Laboratory Criteria for Diagnosis
- Isolation of rubella virus, OR
- Demonstration of rubella-specific immunoglobulin M (IgM) antibody, OR
- Infant rubella antibody level that persists at a higher level and for a longer period than expected from passive transfer of maternal antibody (i.e., rubella titer that does not drop at the expected rate of a twofold dilution per month).
- PCR positive rubella virus
A case with some compatible clinical findings but not meeting the criteria for a probable case.
* A case that is not laboratory confirmed and that has any two complications listed in item (1) of the clinical criteria or one complication from item (1) and one from item (2), and lacks evidence of any other etiology.
A clinically consistent case that is laboratory confirmed.
Infection only: A case that demonstrates laboratory evidence of infection, but without any clinical symptoms or signs.
Epidemiologic Classification of Internationally-Imported and U.S.-Acquired
Congenital Rubella Syndrome cases will be classified epidemiologically as internationally imported or U.S.-acquired, according to the source of infection in the mother, using the definitions below, which parallel the classifications for rubella cases.
Internationally imported case: To be classified as an internationally imported CRS case, the mother must have acquired rubella infection outside the U.S. or in the absence of documented rubella infection, the mother was outside the United States during the period when she may have had exposure to rubella that affected her pregnancy (from 21 days before conception and through the first 24 weeks of pregnancy).
U.S.-acquired case: A US-acquired case is one in which the mother acquired rubella from an exposure in the United States. U.S.-acquired cases are subclassified into four mutually exclusive groups:
- Import-linked case: Any case in a chain of transmission that is epidemiologically linked to an internationally imported case.
- Import-virus case: a case for which an epidemiologic link to an internationally imported case was not identified but for which viral genetic evidence indicates an imported rubella genotype, i.e., a genotype that is not occurring within the United States in a pattern indicative of endemic transmission.
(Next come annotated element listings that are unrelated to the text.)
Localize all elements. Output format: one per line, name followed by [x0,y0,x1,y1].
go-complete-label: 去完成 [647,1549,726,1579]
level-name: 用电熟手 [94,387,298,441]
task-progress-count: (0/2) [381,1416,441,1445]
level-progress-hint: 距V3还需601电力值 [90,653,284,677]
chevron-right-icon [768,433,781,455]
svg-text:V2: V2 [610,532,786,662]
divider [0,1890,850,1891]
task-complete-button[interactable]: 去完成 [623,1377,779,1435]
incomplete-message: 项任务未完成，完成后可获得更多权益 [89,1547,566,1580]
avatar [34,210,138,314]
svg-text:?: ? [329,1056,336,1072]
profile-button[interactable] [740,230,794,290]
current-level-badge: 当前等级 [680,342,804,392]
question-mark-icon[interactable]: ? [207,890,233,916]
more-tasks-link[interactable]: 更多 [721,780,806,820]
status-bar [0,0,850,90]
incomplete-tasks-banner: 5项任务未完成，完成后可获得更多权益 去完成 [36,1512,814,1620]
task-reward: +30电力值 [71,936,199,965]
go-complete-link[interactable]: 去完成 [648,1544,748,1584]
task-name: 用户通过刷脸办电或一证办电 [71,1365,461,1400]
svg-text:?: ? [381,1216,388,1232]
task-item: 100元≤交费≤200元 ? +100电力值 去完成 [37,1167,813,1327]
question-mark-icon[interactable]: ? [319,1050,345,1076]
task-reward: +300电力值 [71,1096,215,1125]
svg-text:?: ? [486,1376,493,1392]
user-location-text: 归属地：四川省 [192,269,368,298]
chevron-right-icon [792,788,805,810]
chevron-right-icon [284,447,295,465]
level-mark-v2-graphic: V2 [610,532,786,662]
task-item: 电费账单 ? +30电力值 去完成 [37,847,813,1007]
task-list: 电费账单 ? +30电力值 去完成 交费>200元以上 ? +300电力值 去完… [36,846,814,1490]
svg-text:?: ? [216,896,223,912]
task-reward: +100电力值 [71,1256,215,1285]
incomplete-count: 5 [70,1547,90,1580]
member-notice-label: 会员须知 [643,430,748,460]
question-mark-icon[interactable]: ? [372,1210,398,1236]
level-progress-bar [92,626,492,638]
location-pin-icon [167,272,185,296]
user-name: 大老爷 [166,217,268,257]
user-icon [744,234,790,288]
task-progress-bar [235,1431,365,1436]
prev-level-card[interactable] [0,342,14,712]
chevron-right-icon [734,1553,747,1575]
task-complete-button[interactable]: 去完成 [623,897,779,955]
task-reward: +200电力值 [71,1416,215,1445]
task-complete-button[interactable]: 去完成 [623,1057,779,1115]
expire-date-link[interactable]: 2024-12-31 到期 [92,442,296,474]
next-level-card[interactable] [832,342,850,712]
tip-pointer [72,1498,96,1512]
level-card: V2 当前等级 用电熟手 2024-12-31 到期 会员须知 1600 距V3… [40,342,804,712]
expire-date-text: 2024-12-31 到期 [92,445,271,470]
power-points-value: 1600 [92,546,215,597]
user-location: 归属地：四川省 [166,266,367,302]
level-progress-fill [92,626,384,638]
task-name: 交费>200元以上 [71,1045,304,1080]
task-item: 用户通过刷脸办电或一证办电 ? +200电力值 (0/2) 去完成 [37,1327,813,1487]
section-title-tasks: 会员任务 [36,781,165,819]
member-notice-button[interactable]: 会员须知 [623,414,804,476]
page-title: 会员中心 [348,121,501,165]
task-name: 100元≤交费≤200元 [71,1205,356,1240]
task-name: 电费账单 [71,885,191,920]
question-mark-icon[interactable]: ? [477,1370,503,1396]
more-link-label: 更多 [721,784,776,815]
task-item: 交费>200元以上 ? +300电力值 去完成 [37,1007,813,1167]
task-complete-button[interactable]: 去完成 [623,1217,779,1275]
An endemic genotype is the genotype of any rubella virus that occurs in an endemic chain of transmission (i.e., lasting ≥12 months). Any genotype that is found repeatedly in U.S.-acquired cases should be thoroughly investigated as a potential endemic genotype, especially if the cases are closely related in time or location.
- Endemic case: a case for which epidemiological or virological evidence indicates an endemic chain of transmission. Endemic transmission is defined as a chain of rubella virus transmission continuous for ≥12 months within the United States.
- Unknown source case: a case for which an epidemiological or virological link to importation or to endemic transmission within the U.S. cannot be established after a thorough investigation. These cases must be carefully assessed epidemiologically to assure that they do not represent a sustained U.S.-acquired chain of transmission or an endemic chain of transmission within the U.S.
Note: Internationally imported, import-linked, and imported-virus cases are considered collectively to be import-associated cases.
States may also choose to classify cases as "out-of-state-imported" when imported from another state in the United States. For national reporting, however, cases will be classified as either internationally imported or U.S.-acquired.
*In probable cases, either or both of the eye-related findings (cataracts and congenital glaucoma) count as a single complication. In cases classified as infection only, if any compatible signs or symptoms (e.g., hearing loss) are identified later, the case is reclassified as confirmed.
The 2007 case definition appearing on this page was re-published in the 2009 CSTE position statement 09-ID-61. Thus, the 2007 and 2010 versions of the case definition are identical.